Security forces in Mexico have recaptured notorious drug lord Joaquin “El Chapo” Guzman after a fierce gun battle, six months after his second escape from a maximum security prison in the country.
“Mission accomplished: We have him,” Mexico’s President Pena Nieto announced on Friday in a Twitter message, claiming personal credit for the arrest.
“I want to inform all Mexicans that Joaquin Guzman Loera has been arrested,” he said.
Guzman’s capture came after an armed clash between members of Mexico’s elite Marine force and the armed guards of the drug lord at a roadside motel in the city of Los Mochis in Guzman’s home state of Sinaloa.
The Marines, considered the country’s most-trusted military force, had launched an early morning raid on the perimeter.
The arrest ended one of the most extensive manhunts carried out by the Mexican government, involving every law enforcement agency in the Latin American nation with widely-reported assistance from the neighboring US.

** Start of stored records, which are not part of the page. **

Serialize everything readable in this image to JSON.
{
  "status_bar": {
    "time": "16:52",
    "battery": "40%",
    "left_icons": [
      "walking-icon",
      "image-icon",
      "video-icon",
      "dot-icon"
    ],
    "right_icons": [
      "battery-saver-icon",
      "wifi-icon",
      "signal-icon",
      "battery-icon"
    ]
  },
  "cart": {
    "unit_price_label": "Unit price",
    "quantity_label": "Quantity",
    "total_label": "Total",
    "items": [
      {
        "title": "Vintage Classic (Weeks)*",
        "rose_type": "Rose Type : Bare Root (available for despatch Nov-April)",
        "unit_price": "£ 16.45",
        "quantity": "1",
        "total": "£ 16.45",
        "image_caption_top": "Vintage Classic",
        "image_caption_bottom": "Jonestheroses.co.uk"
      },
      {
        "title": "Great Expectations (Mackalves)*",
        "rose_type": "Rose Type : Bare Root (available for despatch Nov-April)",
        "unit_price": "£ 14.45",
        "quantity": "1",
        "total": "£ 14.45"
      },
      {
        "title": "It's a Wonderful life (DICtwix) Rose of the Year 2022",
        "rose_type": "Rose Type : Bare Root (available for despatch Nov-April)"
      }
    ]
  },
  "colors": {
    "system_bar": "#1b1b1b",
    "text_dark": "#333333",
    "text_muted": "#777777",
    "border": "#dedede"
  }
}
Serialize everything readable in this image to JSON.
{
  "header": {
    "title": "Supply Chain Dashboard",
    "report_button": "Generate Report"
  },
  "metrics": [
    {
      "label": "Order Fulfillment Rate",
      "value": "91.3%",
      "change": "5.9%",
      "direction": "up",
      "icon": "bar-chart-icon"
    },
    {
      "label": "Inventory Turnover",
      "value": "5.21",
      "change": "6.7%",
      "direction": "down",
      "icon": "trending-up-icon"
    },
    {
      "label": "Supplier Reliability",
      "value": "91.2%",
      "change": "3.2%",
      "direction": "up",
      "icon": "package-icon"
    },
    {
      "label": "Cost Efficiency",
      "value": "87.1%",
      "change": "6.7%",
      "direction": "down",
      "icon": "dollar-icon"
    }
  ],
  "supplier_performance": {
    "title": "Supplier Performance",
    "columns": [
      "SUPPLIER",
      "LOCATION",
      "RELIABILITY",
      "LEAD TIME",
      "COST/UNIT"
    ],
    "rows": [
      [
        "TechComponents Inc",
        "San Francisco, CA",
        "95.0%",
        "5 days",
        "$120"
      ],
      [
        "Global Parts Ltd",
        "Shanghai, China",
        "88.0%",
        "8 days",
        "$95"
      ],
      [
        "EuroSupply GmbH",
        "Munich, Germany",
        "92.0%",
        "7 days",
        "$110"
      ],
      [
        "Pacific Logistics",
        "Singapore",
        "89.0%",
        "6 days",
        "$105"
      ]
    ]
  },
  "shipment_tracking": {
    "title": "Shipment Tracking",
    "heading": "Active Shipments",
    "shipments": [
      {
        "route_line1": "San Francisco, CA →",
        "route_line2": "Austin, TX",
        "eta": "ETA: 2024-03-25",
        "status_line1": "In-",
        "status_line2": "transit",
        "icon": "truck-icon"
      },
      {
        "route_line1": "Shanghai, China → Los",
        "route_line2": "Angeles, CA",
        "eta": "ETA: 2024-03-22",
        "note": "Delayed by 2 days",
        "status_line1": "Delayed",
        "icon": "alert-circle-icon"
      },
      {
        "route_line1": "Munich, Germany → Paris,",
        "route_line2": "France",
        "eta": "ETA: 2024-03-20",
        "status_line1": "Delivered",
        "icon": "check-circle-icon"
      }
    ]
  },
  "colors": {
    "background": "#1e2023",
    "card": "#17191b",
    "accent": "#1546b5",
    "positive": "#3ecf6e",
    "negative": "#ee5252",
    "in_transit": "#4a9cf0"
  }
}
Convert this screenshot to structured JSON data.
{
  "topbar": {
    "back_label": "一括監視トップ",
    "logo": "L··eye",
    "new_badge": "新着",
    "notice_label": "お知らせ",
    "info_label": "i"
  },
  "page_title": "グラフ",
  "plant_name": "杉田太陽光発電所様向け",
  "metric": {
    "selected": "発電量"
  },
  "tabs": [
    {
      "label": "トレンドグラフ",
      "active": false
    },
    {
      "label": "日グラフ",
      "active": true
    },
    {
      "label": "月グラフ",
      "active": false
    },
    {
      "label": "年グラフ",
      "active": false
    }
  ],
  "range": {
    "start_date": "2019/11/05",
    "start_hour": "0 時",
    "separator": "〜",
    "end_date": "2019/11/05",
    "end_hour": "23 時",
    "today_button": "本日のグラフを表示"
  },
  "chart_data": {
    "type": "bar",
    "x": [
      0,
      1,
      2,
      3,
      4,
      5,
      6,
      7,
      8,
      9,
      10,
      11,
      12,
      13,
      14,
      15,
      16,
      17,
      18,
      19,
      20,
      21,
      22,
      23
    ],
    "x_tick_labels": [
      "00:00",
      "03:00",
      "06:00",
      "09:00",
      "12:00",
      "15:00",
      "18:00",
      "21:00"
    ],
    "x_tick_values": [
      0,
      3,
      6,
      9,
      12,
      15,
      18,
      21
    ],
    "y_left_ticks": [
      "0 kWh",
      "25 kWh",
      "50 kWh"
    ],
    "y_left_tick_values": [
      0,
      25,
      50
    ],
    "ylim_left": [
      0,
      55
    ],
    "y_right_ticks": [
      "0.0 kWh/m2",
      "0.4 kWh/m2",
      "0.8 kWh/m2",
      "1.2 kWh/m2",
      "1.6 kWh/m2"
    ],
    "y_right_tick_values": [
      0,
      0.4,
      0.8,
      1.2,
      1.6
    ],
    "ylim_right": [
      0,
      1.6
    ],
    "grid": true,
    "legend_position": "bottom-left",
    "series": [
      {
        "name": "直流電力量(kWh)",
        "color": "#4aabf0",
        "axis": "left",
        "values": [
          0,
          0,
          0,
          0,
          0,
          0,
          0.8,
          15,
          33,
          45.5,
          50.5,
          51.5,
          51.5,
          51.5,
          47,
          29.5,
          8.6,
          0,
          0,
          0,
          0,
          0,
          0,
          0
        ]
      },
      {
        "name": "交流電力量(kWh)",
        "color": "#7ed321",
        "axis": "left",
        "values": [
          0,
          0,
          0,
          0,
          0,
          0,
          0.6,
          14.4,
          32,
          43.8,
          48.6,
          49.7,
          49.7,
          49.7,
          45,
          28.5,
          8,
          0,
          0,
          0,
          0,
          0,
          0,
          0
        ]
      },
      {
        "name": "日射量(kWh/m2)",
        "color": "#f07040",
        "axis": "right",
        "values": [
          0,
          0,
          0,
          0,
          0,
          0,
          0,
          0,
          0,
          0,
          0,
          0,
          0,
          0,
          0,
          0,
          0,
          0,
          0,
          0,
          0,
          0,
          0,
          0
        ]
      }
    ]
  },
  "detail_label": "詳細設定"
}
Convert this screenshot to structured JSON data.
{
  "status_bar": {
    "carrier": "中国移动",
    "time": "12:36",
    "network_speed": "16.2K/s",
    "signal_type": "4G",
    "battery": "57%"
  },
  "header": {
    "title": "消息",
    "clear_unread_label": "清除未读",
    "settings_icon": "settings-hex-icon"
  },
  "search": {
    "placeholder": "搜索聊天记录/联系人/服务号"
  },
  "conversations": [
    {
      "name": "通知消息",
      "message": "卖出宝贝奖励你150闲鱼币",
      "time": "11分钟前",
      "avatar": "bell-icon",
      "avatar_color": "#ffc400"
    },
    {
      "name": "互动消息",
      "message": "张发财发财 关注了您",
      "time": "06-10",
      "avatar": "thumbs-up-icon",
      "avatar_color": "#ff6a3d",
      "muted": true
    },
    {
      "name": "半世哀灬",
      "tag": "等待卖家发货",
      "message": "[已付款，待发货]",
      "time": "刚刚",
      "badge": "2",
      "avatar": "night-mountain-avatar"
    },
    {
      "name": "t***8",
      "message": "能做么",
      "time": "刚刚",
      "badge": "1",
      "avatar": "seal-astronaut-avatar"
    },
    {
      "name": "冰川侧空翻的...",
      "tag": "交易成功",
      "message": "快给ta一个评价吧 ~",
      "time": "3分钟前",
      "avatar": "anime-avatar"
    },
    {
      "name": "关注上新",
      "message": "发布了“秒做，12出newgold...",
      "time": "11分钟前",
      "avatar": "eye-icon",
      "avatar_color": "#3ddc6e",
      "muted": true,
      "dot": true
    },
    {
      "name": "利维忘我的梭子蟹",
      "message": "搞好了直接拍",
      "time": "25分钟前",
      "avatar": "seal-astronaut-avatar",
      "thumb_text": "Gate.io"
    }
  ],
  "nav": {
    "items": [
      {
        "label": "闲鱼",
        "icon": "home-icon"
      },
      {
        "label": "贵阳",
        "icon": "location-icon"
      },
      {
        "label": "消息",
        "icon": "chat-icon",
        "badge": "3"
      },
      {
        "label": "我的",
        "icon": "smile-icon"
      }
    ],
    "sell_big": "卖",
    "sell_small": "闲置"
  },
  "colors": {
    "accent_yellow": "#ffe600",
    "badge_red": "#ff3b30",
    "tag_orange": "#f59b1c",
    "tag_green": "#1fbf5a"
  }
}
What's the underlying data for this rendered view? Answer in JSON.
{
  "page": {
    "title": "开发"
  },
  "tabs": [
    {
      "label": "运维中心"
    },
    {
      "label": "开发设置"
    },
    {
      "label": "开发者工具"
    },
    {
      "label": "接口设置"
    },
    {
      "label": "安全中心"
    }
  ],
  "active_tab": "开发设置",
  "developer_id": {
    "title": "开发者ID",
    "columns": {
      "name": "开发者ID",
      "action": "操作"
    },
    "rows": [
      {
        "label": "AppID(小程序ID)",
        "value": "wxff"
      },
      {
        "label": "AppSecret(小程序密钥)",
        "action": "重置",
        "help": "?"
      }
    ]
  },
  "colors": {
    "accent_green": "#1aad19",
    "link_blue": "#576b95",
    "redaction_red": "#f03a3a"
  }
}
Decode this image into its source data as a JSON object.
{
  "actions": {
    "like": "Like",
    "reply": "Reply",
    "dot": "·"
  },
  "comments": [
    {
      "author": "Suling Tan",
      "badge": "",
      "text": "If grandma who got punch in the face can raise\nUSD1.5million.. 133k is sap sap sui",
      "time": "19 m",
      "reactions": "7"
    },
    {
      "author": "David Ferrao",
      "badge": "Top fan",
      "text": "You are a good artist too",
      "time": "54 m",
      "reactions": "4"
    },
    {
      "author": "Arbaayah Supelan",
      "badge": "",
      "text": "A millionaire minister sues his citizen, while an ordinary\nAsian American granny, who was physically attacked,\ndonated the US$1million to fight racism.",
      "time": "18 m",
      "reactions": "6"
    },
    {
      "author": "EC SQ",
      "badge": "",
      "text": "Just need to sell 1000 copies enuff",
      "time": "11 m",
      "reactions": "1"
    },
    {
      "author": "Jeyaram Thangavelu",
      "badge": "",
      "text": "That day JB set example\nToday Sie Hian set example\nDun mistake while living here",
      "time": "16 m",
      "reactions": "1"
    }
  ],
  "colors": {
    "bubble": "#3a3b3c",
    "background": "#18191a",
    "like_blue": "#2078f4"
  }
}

The recapture of the drug lord, who has twice slipped out of Mexican prisons, is regarded as a major victory for Pena Nieto.
Nieto's presidency has been marked by graft and human rights scandals as well as embarrassment over the second escape of the drug kingpin in July 2015.
Guzman shocked the world last summer when he stepped into the shower at his cell, in the most secure wing of the prison he was being kept in, in full view of a video camera and vanished into what guards later discovered was a small hole in the shower’s floor.
Guzman’s illicit narcotics activities across Mexico include smuggling tons of drugs into the US through vast networks of tunnels deep beneath the border.
His narcotic success has ranked him among the richest drug dealers in history; Forbes magazine has estimated his net worth at nearly $1 billion.
Guzman is also sought by American authorities for various criminal charges, including cocaine smuggling and money laundering. However, US judicial authorities say his potential extradition to the US would “take time.”
Guzman’s lawyer in October appealed against possible extradition in case his client was captured.